Citing market forecasts from the Central Bank of Brazil and the International Monetary Fund, the survey said that Brazil’s national GDP growth rate will be -4.4% in 2020, while per capita GDP will decline by 5.1%.
The report said that if the data proves accurate, Brazil’s average annual GDP growth rate in the past decade will be 0.2%, which will be the lowest in the same period since the beginning of the last century.
In terms of GDP per capita, it is predicted that the average annual decline rate of this value between 2011 and 2020 is 0.6%, the largest decline since the last century.

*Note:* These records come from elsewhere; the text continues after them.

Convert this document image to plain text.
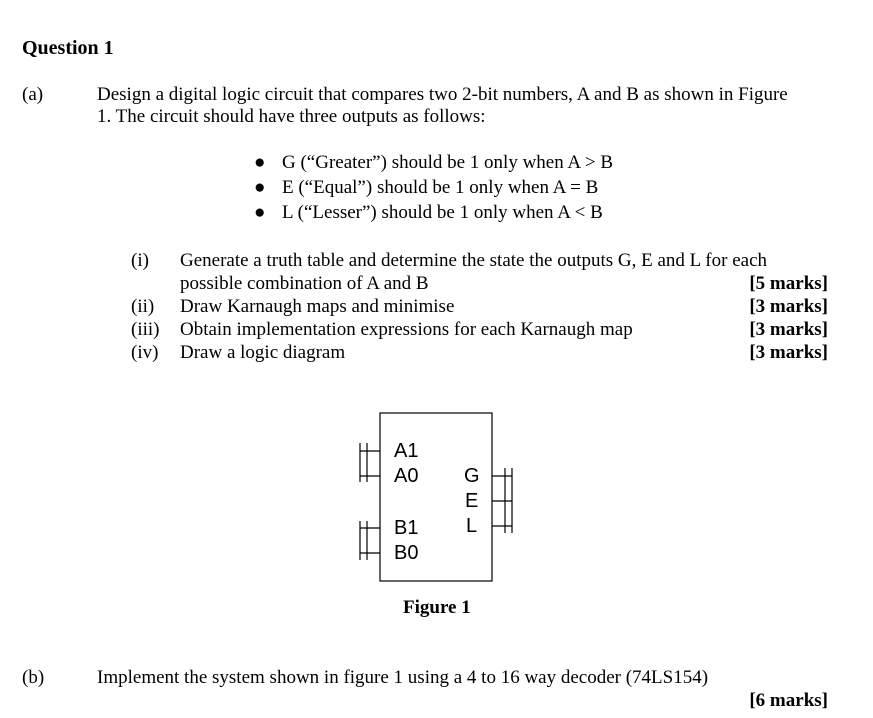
Question 1
(a)	Design a digital logic circuit that compares two 2-bit numbers, A and B as shown in Figure
1. The circuit should have three outputs as follows:
● G (“Greater”) should be 1 only when A > B
● E (“Equal”) should be 1 only when A = B
● L (“Lesser”) should be 1 only when A < B
(i) Generate a truth table and determine the state the outputs G, E and L for each
possible combination of A and B	[5 marks]
(ii) Draw Karnaugh maps and minimise	[3 marks]
(iii) Obtain implementation expressions for each Karnaugh map	[3 marks]
(iv) Draw a logic diagram	[3 marks]
A1
A0
B1
B0
G
E
L
Figure 1
(b)	Implement the system shown in figure 1 using a 4 to 16 way decoder (74LS154)
[6 marks]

The researchers pointed out that among the 14 largest economies in the world, Brazil has ranked second from the bottom in GDP development in the past decade, only higher than that of Italy, which was affected by the COVID-19 epidemic and the debt crisis since 2011, while the average annual decline in GDP per capita reached 1.2%.
Economic analysts believe that although the COVID-19 epidemic has damaged Brazil’s economic activities, the cause of the recession cannot be blamed entirely on the epidemic.
Judging from the actual economic performance, even without the epidemic, Brazil’s economic growth will be very slow. Professionals pointed out that the decline in statistics reflects the continued downturn in economic activity in Brazil in recent years, and the emergence of the epidemic has brought this setback to a peak.